1 Department of Biomedical and Neuromotor Sciences, Alma Mater Studiorum - University of Bologna, Italy; 2 Regional Agency for Health and Social Care, Bologna, Italy; 3 Department of Management, Alma Mater Studiorum - University of Bologna, Italy; 4 Department of Mental Health and Pathological Dependences, Local Health Authority of Reggio Emilia, Italy


This study is aimed at analyzing the patterns of care and annual costs of services in patients with dual diagnosis treated in an Italian Mental Health and Pathological Dependency Department (MH-PDD).


In this retrospective prevalence-based study, healthcare accesses of 331 patients with dual diagnosis being treated at the MH-PDD were obtained through a linkage of 7 administrative databases (Tab. I). All adult patients with at least one contact with the MH-PDD are recorded in the database, which includes demographic characteristics, the ICD-9-CM diagnosis and information on each type of service provided.

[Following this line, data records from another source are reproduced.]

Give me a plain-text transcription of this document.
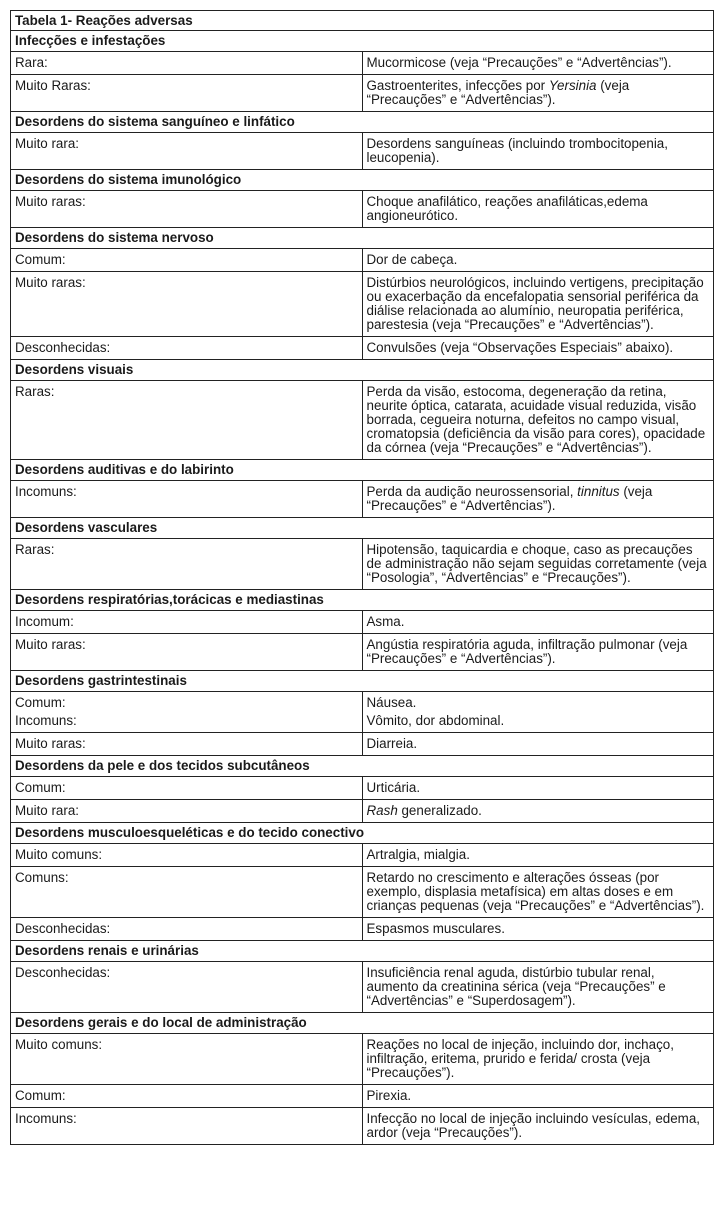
Tabela 1- Reações adversas	
Infecções e infestações	
Rara:	Mucormicose (veja “Precauções” e “Advertências”).
Muito Raras:	Gastroenterites, infecções por Yersinia (veja “Precauções” e “Advertências”).
Desordens do sistema sanguíneo e linfático	
Muito rara:	Desordens sanguíneas (incluindo trombocitopenia, leucopenia).
Desordens do sistema imunológico	
Muito raras:	Choque anafilático, reações anafiláticas,edema angioneurótico.
Desordens do sistema nervoso	
Comum:	Dor de cabeça.
Muito raras:	Distúrbios neurológicos, incluindo vertigens, precipitação ou exacerbação da encefalopatia sensorial periférica da diálise relacionada ao alumínio, neuropatia periférica, parestesia (veja “Precauções” e “Advertências”).
Desconhecidas:	Convulsões (veja “Observações Especiais” abaixo).
Desordens visuais	
Raras:	Perda da visão, estocoma, degeneração da retina, neurite óptica, catarata, acuidade visual reduzida, visão borrada, cegueira noturna, defeitos no campo visual, cromatopsia (deficiência da visão para cores), opacidade da córnea (veja “Precauções” e “Advertências”).
Desordens auditivas e do labirinto	
Incomuns:	Perda da audição neurossensorial, tinnitus (veja “Precauções” e “Advertências”).
Desordens vasculares	
Raras:	Hipotensão, taquicardia e choque, caso as precauções de administração não sejam seguidas corretamente (veja “Posologia”, “Advertências” e “Precauções”).
Desordens respiratórias,torácicas e mediastinas	
Incomum:	Asma.
Muito raras:	Angústia respiratória aguda, infiltração pulmonar (veja “Precauções” e “Advertências”).
Desordens gastrintestinais	
Comum:	Náusea.
Incomuns:	Vômito, dor abdominal.
Muito raras:	Diarreia.
Desordens da pele e dos tecidos subcutâneos	
Comum:	Urticária.
Muito rara:	Rash generalizado.
Desordens musculoesqueléticas e do tecido conectivo	
Muito comuns:	Artralgia, mialgia.
Comuns:	Retardo no crescimento e alterações ósseas (por exemplo, displasia metafísica) em altas doses e em crianças pequenas (veja “Precauções” e “Advertências”).
Desconhecidas:	Espasmos musculares.
Desordens renais e urinárias	
Desconhecidas:	Insuficiência renal aguda, distúrbio tubular renal, aumento da creatinina sérica (veja “Precauções” e “Advertências” e “Superdosagem”).
Desordens gerais e do local de administração	
Muito comuns:	Reações no local de injeção, incluindo dor, inchaço, infiltração, eritema, prurido e ferida/ crosta (veja “Precauções”).
Comum:	Pirexia.
Incomuns:	Infecção no local de injeção incluindo vesículas, edema, ardor (veja “Precauções”).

The ICD-9-CM are grouped into diagnostic categories, defined in Table II. Costs were assigned using different drivers and cost objects (national, regional tariffs and ad hoc estimated MH costs).


The study population consisted of 331 patients with a diagnosis of substance abuse and a mental health disorder who had at least one contact with the MH-PDD in 2013. Patients were 68% male, with a mean age of 45 years and 93% Italian (Tab. III). A large proportion (n = 228, 68.6%) had a > 2 year duration of contact with MH-PDD. The substance of abuse or dependence was alcohol in the large majority (n = 196, 59.2%), followed by drugs (n = 99, 29.9%) and other substances (n = 16, 4.8%). Among the MH-PDD services that patients received, psychiatric-clinical treatment and initial assessment/reassessment and were the most frequent interventions, while vocational training, psychosocial rehabilitation and day center services were uncommon (Tab. IV). Total MH-PDD costs were 867,080€ and costs per patient ranged from 25€ (three psychiatric follow-up visits) to 239,125€ in one outlier patient with psychosis and alcohol use disorder, who received 1,100 MH services and 22 home visits (Tab. V). The median cost was 279€ and the mean cost 2,620€. The amount of non-MH-PDD costs almost equaled that of MH-PDD costs, and was largely ascribable to hospitalization in psychiatric and non-psychiatric wards (Fig. 1). Overall costs per patient ranged from 45€ (first MH-PDD assessment) to €239,287 (the same outlier patient, with 1,100 MH services, 22 home visits and 4 specialty services). Median cost was 1,423€, mean cost 5.381€ and the overall total was 1,780,958€. Classification of patients in cost tertiles revealed that one third of patients accounted for 88.1% of overall costs (Fig. 2). The costs borne by the MH-PDD increased from the first to the third tertile while the vice versa was true for non-MH-PDD costs. Median costs by psychiatric diagnosis ranged from 205€ for other mental disorders to 2,085€ for dementia (Tab. V, Fig. 3).


An integrated healthcare system based on outpatient management of patients with substance abuse/dependence costs less than other countries with different healthcare systems. In the absence of outcome data, cost-effectiveness studies are warranted.